If you see a white hearse with a large chicken on the roof moving down the road, it’s a sign that Gus’s World Famous Fried Chicken is coming to East Memphis.
Tripp Carter and Tom Mitchell, partners in Barnyard Chicken LLC dba Gus’s World Famous Fried Chicken, are building a 2,400-square-foot store from “scratch” at 730 S. Mendenhall.
Before they started construction however, they bought a white hearse with a chicken on top and “Chicken To Die For” written on the back panels. It also has a chicken clucking horn.
“It’s just something fun to have which will get people talking,” Carter says.
The East Memphis restaurant will be the fifth Gus’s store in the Memphis area. In the 1950s, the Bonner family opened the original location in Mason, Tenn. It sells franchises, which includes the secret recipe batter and cooking techniques.
Carter and his ex-wife, Wendy McCrory, negotiated the original franchise agreement with the family and opened the Gus’s Downtown in 2000.
“That store in Mason, Tenn., had a cult following where people would drive there from Memphis to eat the fried chicken,” Carter says. “We thought it would be a good idea to open one Downtown.”
The couple divorced and she retained the Downtown restaurant. McCrory also opened a Gus’s location in Collierville. Two different franchise operators opened locations in Bartlett and Southaven. The Southaven store has since closed.
In the meantime, Carter has been working as an investigator with Gatti, Keltner, Bienvenu & Montesi PLC.
“I’ve always loved the business and wanted to get back into it,” Carter says.
Carter has known Mitchell since high school and they have often talked about going into business together.
“A couple of times a year we would say, ‘When are we going to do something?’ ” Mitchell says. “We just came back around to Gus’s. It’s great chicken and it’s more of a local thing than a big chain.”
The restaurants have also enjoyed success from tourists, since it has regularly been featured in Food Channel and Travel Channel shows.
Carter and Mitchell are counting on East Memphis’ office workers to fill their lunch business. Similarly, a stable residential market and entertainment options like the Paradiso movie theater will help drive lunch.
“There has been a stable population there that hasn’t changed,” Mitchell says.
They also like the proximity to Poplar without some of the avenue’s hassles.
“Poplar is a lot more expensive,” Carter says. “We feel our location is real easy to get in and out of without having to fight that Poplar traffic.”

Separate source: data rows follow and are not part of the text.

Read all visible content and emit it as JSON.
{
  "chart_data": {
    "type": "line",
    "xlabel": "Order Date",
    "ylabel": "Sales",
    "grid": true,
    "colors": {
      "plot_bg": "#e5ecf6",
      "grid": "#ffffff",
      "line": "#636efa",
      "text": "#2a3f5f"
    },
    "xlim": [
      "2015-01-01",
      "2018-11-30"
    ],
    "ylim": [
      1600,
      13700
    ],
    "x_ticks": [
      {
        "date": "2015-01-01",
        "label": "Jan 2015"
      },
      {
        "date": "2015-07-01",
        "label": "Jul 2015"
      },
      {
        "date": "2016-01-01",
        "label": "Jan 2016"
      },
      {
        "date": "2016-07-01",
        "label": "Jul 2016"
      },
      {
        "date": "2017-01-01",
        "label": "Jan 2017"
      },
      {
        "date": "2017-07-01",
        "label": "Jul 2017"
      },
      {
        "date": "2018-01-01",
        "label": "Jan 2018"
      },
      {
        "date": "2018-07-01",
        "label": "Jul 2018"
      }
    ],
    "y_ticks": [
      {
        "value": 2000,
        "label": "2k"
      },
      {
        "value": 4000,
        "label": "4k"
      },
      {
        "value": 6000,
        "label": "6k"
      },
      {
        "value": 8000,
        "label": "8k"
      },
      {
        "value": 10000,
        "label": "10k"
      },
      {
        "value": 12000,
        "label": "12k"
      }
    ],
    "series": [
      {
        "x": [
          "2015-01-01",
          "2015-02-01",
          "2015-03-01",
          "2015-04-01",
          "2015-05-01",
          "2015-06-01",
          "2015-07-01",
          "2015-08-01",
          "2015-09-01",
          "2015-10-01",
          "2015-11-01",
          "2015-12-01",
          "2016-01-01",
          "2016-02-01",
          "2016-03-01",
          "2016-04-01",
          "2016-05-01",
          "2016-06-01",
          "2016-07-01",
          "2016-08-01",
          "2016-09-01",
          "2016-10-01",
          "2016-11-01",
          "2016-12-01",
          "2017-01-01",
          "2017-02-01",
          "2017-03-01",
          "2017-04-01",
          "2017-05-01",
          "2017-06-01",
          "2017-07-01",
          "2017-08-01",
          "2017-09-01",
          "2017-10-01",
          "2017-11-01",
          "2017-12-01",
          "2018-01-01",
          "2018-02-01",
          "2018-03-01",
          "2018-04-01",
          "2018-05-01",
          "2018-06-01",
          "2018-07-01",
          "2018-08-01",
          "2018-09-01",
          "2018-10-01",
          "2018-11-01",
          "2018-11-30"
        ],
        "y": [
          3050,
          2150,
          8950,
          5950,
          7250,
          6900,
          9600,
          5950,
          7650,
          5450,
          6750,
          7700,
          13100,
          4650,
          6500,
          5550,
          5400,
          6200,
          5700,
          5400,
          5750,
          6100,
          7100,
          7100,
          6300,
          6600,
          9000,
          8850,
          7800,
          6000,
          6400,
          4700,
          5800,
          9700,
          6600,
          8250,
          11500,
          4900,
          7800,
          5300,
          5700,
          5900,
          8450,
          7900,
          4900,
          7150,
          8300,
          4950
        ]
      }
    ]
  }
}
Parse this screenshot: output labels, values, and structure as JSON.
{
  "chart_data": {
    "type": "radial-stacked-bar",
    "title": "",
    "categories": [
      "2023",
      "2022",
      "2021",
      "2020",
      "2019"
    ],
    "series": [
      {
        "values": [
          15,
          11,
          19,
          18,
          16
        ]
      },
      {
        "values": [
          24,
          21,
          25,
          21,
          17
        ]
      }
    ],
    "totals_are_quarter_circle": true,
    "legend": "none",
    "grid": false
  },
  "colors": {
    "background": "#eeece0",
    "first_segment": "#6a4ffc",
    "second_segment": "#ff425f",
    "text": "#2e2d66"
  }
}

Chris Garland, a broker with Garland Co. Real Estate LLC, represented Barnyard Chicken in the lease negotiations.
“We kept noticing in that neighborhood at lunchtime, there were lines out the door in restaurants,” Garland says. “That is a reason why some restaurants in that area which are paying $10,000 to $15,000 a month in rent.”
Barnyard Chicken signed an initial 20-year land lease with Boyle Trust and Investment Co., which has almost 50 years remaining on a land lease with Gemignani Family Trust.
Barnyard Chicken has two options which run to the remainder of Boyle’s term.
The deal also required Boyle, represented by senior vice president Joel Fulmer, to subdivide a larger parcel.
Carter will be handling day-to-day operations. The restaurant will serve lunch and dinner seven days a week.
The two financed the $550,000 start-up cost themselves.
Cook Construction Co. and All Plumbing General Contractors are building the restaurant, which will seat 75 inside. The store will also have an outside deck to handle overflow and those who want to eat outside. The site has 19 parking spots, but some on-street parking as well.
Berry Jones, owner of S. Berry Jones Architects, designed the restaurant.
Barnyard Chicken will be using reclaimed and salvage items to build the store in order to give it a funky and historic feel. For example, they are using bricks from a recently torn-down building Downtown and reclaimed doors from a South Memphis grocery store.
The kitchen will be brand new, however, to help keep up with turning over tables as quickly as possible.
“That’s sometimes been a problem at some of the other locations because it’s so popular,” Carter says.